Reasoning LLMs extract social and environmental health factors from clinical notes at competitive accuracy

A machine-rendered reading of the paper's core claim, the machinery that carries it, and where it could break.

This paper tests whether large language models that reason step by step can pull structured details about patients' living conditions, behaviors, and social circumstances out of free-text medical notes. These details, called social determinants of health, shape outcomes but remain trapped in narrative form that computers cannot read directly. The authors combine guideline-driven prompts, a small set of hand-chosen examples, repeated consistency checks across multiple model runs, and simple cleanup rules to produce machine-readable events. Their pipeline reaches a micro-F1 score of 0.866, matching the performance of more complex specialized models that require heavy training and computing resources.

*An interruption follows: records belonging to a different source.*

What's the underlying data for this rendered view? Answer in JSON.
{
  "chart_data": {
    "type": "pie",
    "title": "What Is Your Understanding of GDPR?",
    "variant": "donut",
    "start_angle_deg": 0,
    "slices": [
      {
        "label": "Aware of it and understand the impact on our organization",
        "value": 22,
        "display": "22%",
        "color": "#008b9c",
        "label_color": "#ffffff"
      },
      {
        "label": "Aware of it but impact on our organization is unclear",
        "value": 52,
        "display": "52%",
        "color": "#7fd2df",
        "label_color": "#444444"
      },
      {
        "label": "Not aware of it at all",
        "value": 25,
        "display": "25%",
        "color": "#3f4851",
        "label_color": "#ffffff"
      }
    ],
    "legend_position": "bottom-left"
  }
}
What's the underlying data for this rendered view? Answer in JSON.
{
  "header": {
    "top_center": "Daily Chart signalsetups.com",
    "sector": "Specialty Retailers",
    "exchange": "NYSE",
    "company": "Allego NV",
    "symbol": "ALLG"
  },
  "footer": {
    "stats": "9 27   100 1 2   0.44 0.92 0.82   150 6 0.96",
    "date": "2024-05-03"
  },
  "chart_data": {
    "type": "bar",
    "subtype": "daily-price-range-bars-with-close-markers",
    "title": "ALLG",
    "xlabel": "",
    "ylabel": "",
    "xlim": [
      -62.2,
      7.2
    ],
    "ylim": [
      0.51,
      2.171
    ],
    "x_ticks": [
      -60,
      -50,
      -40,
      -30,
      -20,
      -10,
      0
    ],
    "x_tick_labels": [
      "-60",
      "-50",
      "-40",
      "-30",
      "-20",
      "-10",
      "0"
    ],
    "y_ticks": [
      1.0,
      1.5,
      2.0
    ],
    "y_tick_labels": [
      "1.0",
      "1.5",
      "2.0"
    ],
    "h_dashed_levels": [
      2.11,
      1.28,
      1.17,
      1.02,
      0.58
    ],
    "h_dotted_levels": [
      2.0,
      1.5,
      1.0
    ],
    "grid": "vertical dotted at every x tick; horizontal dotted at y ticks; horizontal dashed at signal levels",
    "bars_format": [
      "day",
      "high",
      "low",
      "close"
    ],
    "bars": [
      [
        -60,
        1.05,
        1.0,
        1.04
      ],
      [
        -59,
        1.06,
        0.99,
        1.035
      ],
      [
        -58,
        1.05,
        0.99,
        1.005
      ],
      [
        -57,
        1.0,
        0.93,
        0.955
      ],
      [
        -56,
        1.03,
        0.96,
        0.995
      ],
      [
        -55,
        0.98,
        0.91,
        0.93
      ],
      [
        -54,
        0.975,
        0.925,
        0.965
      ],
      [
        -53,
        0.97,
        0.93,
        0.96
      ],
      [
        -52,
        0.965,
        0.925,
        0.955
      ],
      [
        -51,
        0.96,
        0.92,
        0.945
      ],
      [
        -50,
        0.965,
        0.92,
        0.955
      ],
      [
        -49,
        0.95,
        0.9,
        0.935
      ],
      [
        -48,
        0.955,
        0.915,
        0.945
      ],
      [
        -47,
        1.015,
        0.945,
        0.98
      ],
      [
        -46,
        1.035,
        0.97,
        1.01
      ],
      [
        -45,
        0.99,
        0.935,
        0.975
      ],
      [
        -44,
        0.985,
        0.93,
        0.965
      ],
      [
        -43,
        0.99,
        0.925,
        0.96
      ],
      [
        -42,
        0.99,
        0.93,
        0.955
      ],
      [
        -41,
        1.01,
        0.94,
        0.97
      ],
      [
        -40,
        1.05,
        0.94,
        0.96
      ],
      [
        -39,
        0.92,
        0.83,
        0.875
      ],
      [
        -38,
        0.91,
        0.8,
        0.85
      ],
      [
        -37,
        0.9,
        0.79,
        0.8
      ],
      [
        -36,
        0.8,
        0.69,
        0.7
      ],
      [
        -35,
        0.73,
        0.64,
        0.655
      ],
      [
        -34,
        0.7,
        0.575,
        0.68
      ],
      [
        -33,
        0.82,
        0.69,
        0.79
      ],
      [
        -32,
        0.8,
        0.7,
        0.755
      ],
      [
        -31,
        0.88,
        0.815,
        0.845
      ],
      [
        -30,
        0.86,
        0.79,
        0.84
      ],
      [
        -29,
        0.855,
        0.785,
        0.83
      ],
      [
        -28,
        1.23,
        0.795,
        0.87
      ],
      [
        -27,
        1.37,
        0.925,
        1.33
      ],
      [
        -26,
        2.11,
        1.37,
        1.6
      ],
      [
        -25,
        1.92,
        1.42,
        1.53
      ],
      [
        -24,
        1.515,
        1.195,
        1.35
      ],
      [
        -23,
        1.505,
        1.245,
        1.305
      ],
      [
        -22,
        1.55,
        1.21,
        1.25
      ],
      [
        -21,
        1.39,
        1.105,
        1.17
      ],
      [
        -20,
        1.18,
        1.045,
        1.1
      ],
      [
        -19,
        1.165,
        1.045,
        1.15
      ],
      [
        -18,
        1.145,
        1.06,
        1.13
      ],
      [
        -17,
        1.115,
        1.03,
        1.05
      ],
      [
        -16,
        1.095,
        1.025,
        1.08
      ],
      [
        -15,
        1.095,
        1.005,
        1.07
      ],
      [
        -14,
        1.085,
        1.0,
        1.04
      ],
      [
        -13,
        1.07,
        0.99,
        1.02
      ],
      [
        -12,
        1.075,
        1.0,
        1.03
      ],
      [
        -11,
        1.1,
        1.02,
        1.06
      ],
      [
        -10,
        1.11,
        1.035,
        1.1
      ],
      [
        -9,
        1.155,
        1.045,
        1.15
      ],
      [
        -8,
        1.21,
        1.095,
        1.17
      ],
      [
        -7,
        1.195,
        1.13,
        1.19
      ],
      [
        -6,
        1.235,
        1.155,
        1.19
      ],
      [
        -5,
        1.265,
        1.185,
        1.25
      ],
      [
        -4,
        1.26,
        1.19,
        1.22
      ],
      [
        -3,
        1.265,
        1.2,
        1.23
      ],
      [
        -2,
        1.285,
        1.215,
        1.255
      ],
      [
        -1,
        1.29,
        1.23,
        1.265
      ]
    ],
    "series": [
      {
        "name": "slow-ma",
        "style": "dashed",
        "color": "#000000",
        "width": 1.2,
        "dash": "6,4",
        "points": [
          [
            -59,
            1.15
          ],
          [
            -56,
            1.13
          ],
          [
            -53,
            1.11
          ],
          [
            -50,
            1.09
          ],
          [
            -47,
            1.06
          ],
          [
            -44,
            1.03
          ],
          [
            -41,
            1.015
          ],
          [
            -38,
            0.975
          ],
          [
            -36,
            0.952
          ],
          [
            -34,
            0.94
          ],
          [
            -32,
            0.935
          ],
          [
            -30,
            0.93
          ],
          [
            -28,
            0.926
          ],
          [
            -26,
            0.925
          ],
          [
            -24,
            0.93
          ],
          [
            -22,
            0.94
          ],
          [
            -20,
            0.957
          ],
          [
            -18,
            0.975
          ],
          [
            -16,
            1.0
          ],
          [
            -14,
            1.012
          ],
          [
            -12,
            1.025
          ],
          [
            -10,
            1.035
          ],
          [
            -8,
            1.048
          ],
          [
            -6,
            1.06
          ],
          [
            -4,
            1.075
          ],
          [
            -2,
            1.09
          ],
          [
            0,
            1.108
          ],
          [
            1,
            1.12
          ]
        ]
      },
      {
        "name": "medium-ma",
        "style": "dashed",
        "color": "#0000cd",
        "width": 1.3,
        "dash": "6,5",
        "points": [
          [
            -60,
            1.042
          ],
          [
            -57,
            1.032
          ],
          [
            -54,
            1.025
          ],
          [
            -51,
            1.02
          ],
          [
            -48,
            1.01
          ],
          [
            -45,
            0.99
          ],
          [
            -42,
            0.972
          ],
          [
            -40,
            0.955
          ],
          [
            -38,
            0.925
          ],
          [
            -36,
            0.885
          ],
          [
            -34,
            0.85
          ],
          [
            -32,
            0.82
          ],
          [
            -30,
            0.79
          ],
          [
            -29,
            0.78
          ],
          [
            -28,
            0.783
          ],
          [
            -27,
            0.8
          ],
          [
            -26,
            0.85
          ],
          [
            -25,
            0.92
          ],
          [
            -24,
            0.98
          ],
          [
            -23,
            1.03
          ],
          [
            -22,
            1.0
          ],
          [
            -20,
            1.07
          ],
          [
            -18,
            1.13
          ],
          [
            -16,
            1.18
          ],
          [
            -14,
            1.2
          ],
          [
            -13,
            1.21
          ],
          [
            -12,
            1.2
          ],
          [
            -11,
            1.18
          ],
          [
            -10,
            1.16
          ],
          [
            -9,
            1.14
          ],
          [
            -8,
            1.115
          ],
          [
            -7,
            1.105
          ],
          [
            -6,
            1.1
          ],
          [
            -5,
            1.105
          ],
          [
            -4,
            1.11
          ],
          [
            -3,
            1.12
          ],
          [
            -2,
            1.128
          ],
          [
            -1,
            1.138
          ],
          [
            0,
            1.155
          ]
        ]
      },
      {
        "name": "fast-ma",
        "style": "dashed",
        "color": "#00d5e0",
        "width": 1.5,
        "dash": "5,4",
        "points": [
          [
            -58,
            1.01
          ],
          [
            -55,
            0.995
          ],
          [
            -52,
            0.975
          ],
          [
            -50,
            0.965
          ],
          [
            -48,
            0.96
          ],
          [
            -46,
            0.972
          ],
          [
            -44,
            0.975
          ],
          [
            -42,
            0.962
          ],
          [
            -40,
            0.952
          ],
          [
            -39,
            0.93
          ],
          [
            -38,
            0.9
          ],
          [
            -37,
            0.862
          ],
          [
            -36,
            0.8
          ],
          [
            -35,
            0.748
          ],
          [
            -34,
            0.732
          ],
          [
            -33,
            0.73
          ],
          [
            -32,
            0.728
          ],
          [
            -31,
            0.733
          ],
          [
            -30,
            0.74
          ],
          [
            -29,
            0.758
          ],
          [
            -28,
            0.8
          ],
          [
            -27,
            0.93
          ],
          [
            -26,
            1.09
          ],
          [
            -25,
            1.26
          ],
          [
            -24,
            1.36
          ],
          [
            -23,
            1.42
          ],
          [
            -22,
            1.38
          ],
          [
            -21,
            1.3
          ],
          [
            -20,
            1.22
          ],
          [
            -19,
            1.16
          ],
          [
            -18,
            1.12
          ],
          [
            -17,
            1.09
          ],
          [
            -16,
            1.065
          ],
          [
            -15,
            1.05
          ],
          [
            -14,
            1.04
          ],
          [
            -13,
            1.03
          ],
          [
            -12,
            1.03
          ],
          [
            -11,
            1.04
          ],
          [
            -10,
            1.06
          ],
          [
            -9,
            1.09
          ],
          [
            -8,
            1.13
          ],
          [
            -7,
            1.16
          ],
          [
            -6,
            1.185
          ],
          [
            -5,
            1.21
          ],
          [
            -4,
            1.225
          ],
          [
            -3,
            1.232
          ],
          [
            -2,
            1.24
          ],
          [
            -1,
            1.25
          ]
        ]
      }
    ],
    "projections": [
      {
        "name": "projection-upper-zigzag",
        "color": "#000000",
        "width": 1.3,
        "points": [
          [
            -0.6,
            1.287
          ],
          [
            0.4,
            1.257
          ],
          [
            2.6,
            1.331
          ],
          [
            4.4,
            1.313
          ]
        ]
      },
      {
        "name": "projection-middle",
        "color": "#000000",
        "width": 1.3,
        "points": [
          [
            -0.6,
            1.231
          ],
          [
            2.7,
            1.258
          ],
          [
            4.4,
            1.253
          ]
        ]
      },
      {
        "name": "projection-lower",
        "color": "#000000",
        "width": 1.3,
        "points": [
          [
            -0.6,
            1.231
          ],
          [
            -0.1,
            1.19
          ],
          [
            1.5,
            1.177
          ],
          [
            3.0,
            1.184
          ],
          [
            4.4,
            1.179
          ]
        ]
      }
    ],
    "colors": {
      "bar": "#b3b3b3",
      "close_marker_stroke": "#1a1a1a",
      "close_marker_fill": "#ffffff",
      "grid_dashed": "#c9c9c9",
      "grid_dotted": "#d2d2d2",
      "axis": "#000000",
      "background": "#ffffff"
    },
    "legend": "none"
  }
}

If the method works as described, care teams could convert existing notes into usable data on non-medical drivers of health without building new models from scratch for each hospital.

Core claim

The paper claims that a four-module prompting strategy applied to reasoning-capable large language models produces structured social determinants of health event extractions from clinical notes, reaching a micro-F1 score of 0.866 that is competitive with leading BERT-based models while requiring far less implementation effort and computational infrastructure.

What carries the argument

A four-module pipeline that integrates established clinical guidelines into concise prompts, supplies curated few-shot examples, applies self-consistency decoding to stabilize outputs, and uses rule-based post-processing to enforce quality and format.

If this is right

  • Hospitals could generate structured social health data from existing notes without training or fine-tuning custom models on local labeled data.
  • The method lowers the technical barrier for clinical sites that lack machine-learning expertise or large computing clusters.
  • Self-consistency across multiple model generations reduces the impact of occasional erratic outputs from the language model.
  • Post-processing rules ensure extracted events follow consistent formats suitable for integration into electronic health record systems.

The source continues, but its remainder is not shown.